Er hätte damit heute nicht nur in New York Erfolg. Konservative Ansichten und harte Männer sind derzeit vielerorts in den Vereinigten Staaten gefragt, so der asketische, auf Bändigung der ausufernden Bürokratie bedachte Gouverneur von Kalifornien Jerry Brown.

Solche Politiker sind die Leitbilder einer nach rechts driftenden Öffentlichkeit, die -- so »Newsweek« -- »zunehmend zwiespältige Gefühle über die Rolle der Regierung in ihrem Leben« hat: Der Bürger möchte den Regierungsapparat gebändigt haben, ohne aber auf dessen Leistungen verzichten zu wollen.

Ed Koch, der konservative Liberale, scheint den New Yorkern geeignet, dieses widersprüchliche Doppelspiel zu bewältigen.

Ob er New York über die Runden bringen kann, ist allerdings mehr als fraglich.

Die Stadt hat in den letzten acht Jahren 600 000 Arbeitsplätze verloren.
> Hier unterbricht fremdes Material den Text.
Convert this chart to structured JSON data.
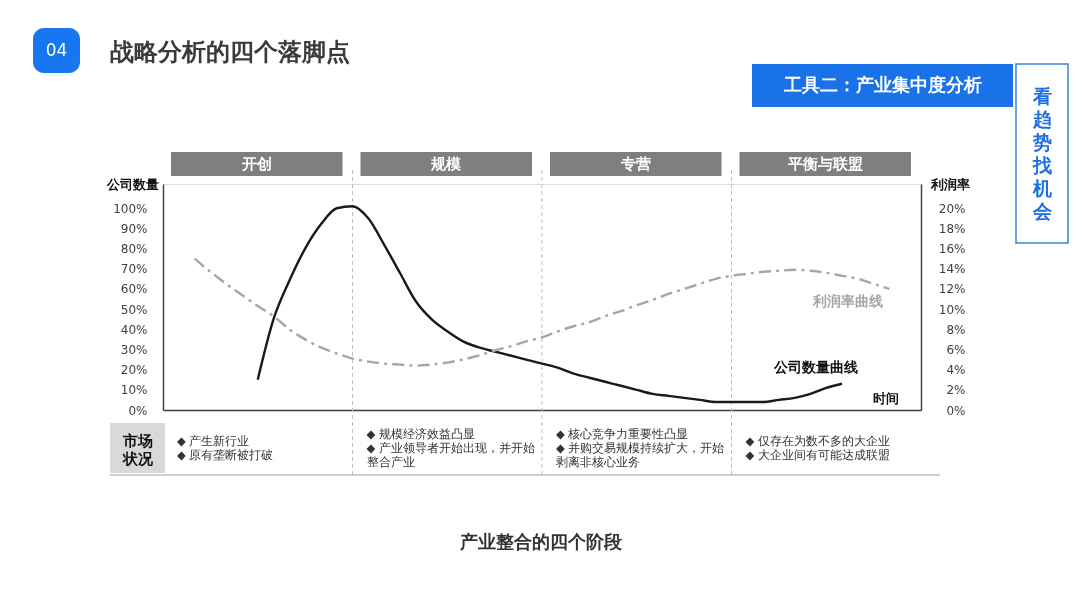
{
  "chart_data": {
    "type": "line",
    "title": "战略分析的四个落脚点",
    "xlabel": "时间",
    "ylabel": "公司数量",
    "y2label": "利润率",
    "grid": "x",
    "categories": [
      null,
      null,
      null,
      null,
      null,
      null,
      null,
      null,
      null,
      null,
      null,
      null,
      null,
      null,
      null,
      null,
      null,
      null,
      null,
      null,
      null,
      null,
      null,
      null,
      null,
      null,
      null,
      null,
      null,
      null,
      null,
      null,
      null,
      null,
      null,
      null,
      null,
      null,
      null,
      null,
      null,
      null,
      null,
      null,
      null,
      null,
      null,
      null,
      null
    ],
    "series": [
      {
        "name": "公司数量曲线",
        "color": "#1a1a1a",
        "values": [
          null,
          null,
          null,
          null,
          null,
          null,
          15,
          45,
          64,
          80,
          92,
          100,
          101,
          95,
          82,
          68,
          54,
          45,
          39,
          34,
          31,
          29,
          27,
          25,
          23,
          21,
          18,
          16,
          14,
          12,
          10,
          8,
          7,
          6,
          5,
          4,
          4,
          4,
          4,
          5,
          6,
          8,
          11,
          13,
          null,
          null,
          null,
          null,
          null
        ]
      },
      {
        "name": "利润率曲线",
        "color": "#a6a6a6",
        "axis": "y2",
        "line_style": "dashed",
        "values": [
          null,
          null,
          15.0,
          13.7,
          12.5,
          11.4,
          10.3,
          9.3,
          8.0,
          7.0,
          6.2,
          5.6,
          5.1,
          4.8,
          4.6,
          4.5,
          4.4,
          4.5,
          4.7,
          5.0,
          5.4,
          5.9,
          6.3,
          6.8,
          7.2,
          7.8,
          8.3,
          8.7,
          9.3,
          9.8,
          10.4,
          10.9,
          11.5,
          12.0,
          12.5,
          13.0,
          13.3,
          13.5,
          13.7,
          13.8,
          13.9,
          13.8,
          13.6,
          13.3,
          13.0,
          12.5,
          12.0,
          null,
          null
        ]
      }
    ],
    "ylim": [
      0,
      112
    ],
    "yticks": [
      {
        "value": 0,
        "label": "0%"
      },
      {
        "value": 10,
        "label": "10%"
      },
      {
        "value": 20,
        "label": "20%"
      },
      {
        "value": 30,
        "label": "30%"
      },
      {
        "value": 40,
        "label": "40%"
      },
      {
        "value": 50,
        "label": "50%"
      },
      {
        "value": 60,
        "label": "60%"
      },
      {
        "value": 70,
        "label": "70%"
      },
      {
        "value": 80,
        "label": "80%"
      },
      {
        "value": 90,
        "label": "90%"
      },
      {
        "value": 100,
        "label": "100%"
      }
    ],
    "y2lim": [
      0,
      22.4
    ],
    "y2ticks": [
      {
        "value": 0,
        "label": "0%"
      },
      {
        "value": 2,
        "label": "2%"
      },
      {
        "value": 4,
        "label": "4%"
      },
      {
        "value": 6,
        "label": "6%"
      },
      {
        "value": 8,
        "label": "8%"
      },
      {
        "value": 10,
        "label": "10%"
      },
      {
        "value": 12,
        "label": "12%"
      },
      {
        "value": 14,
        "label": "14%"
      },
      {
        "value": 16,
        "label": "16%"
      },
      {
        "value": 18,
        "label": "18%"
      },
      {
        "value": 20,
        "label": "20%"
      }
    ],
    "annotations": [
      "04",
      "工具二：产业集中度分析",
      "看趋势找机会",
      "开创",
      "规模",
      "专营",
      "平衡与联盟",
      "市场状况",
      "◆ 产生新行业\n◆ 原有垄断被打破",
      "◆ 规模经济效益凸显\n◆ 产业领导者开始出现，并开始整合产业",
      "◆ 核心竞争力重要性凸显\n◆ 并购交易规模持续扩大，开始剥离非核心业务",
      "◆ 仅存在为数不多的大企业\n◆ 大企业间有可能达成联盟",
      "产业整合的四个阶段"
    ]
  }
}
Die Steuern, die ihr damit entgingen, lassen das Defizit auf 350 Millionen Dollar im nächsten Jahr anwachsen.

Die Bundesregierung half der Stadt mit Überbrückungsanleihen; New York ist von ihnen abhängig. Ed Kochs Kontakte mit dem Chef der Exekutive, dem Präsidenten Jimmy Carter, aber waren bisher nicht sonderlich glücklich.

Als Carter Anfang Oktober New York besuchte, überreichte ihm der damalige Kandidat Koch einen Brief, in dem er im Namen der New Yorker Juden die amerikanische Haltung gegenüber Israel kritisierte.

Irritiert ließ der Präsident den Kandidaten stehen.